3. Create a virtual environment using `mamba` as follows:

```

mamba create --name bob_env --override-channels -c https://www.idiap.ch/software/bob/conda -c conda-forge python=3 bob.io.base bob.bio.face pytorch  

```

3. Activate the environment by `conda activate bob_env` and configure its channels as follows:

```

conda config --env --add channels conda-forge

conda config --env --add channels https://www.idiap.ch/software/bob/conda

```

4. Install packages by using `mamba install `.

5. [Download](https://www.scface.org/) and save the SCface database.

6. In the activated environment, configure Bob with the path to the database directory as follows:

```

bob config set bob.bio.face.scface.directory 

```

7. The configuration can be checked using:

```

bob config show

```



## Pipeline Setup

To successfully install the required packages for running the `simple_pipe.py`, follow these steps:



1. Install buildout.cfg `pip install zc.buildout`.

2. Run `buildout`. This should create a couple of folders and files.

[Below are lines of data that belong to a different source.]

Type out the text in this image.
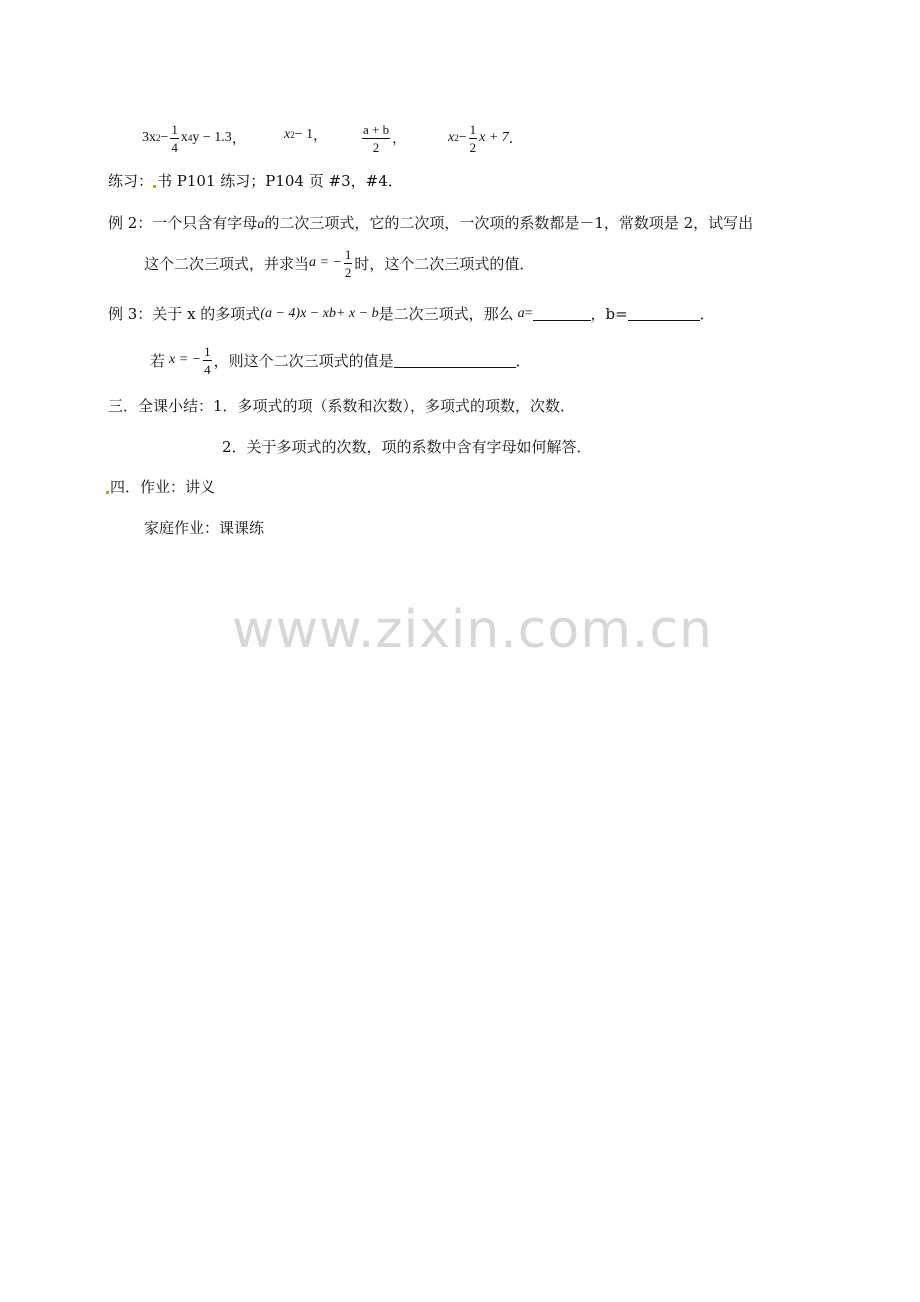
3x $2 - \frac{1}{4}$ x 4 y − 1.3 ，	x 2 − 1 ，	$\frac{a + b}{2}$ ，	x $2 - \frac{1}{2}$ x + 7 ．
练习： 书 P101 练习；P104 页 #3，#4．
例 2：一个只含有字母a的二次三项式，它的二次项，一次项的系数都是－1，常数项是 2，试写出
这个二次三项式，并求当 a = − $\frac{1}{2}$ 时，这个二次三项式的值．
例 3：关于 x 的多项式 (a − 4)x − x b + x − b 是二次三项式，那么 a =	，b=	．
若 x = − $\frac{1}{4}$ ，则这个二次三项式的值是	．
三．全课小结：1．多项式的项（系数和次数），多项式的项数，次数．
2．关于多项式的次数，项的系数中含有字母如何解答．
四．作业：讲义
家庭作业：课课练
www.zixin.com.cn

3. Whenever `bob` or `python` is called through the terminal, use `bin/bob` and `bin/python` instead.



## Feature Extraction

Install all necessary packages for `simple_pipe.py` and run the following command three times using `close`, `medium`, and `far` each once as protocol.

```

bin/bob bio pipelines vanilla-biometrics scface- ./helpers/simple_pipe.py -vvv -o samples_pipe_all -c --group eval

```

This runs the pipeline and saves all checkpoint data in a folder called `samples_pipe_all`. The extracted features used for this project can be found in the subdirectory called `samplewrapper-2`. To read the files, use the terminal with the command `h5dump -y .h5`



## Running the Code

Use the terminal for starting the script with the command `bin/python main.py`. The following options are available:

* --protocol, -p\

Choose between the `close`, `medium`, or `far` protocol used for the comparison (default: `all`)

* --comparison_method, -c\

Specify a comparison method (default: `all`)



| Approach                                                                         | Comparison Methods                                                                             |

|----------------------------------------------------------------------------------|------------------------------------------------------------------------------------------------|

| direct comparison                                                                | `baseline`                                                                                     |

| rank list comparison (use `rank_list_comparison` to run all methods)             | `mueller2010`, `schroff`, `mueller2013`, `wartmann`, `spearman`, `kendall`, `weighted_kendall` |

| standardization comparison (use `standardization_comparison` to run all methods) | `cosine`, `braycurtis`, `canberra`, `cityblock`, `sqeuclidean`, `minkowski`                    |



* --standardization_method, -s\

Select `standardize`, `subtract_mean`, or `omitted` to define the preprocessing of the lists with cosine distances. This argument is only important whenever methods for a standardization comparison are chosen (default: `standardize`).

* --record_output, -r\

Include to record scores such as recognition rates, score files, preprocessing time, and runtime (default: `False`)

* --enable_larger_cohort, -lc\

Include to extend the cohort with 43 samples (default: `False`)



## Evaluation of Results

If the recording of scores is enabled, an `output` directory is created in which there are `.csv` files for every comparison method and protocol used for verification, as well as a `.csv` file containing the recognition rates used for identification.

To evaluate the verification results, use the following command, including the files for visualizing:

```

bin/bob bio roc -v -o .pdf -ts "" -lg  

```

The repository additionally includes an `example_output` directory which includes plots and recorded output. Furthermore, the `plots` repository includes python executables for the comparison methods `wartmann` and `minkowski`, which generate plots with values computed with various parameters.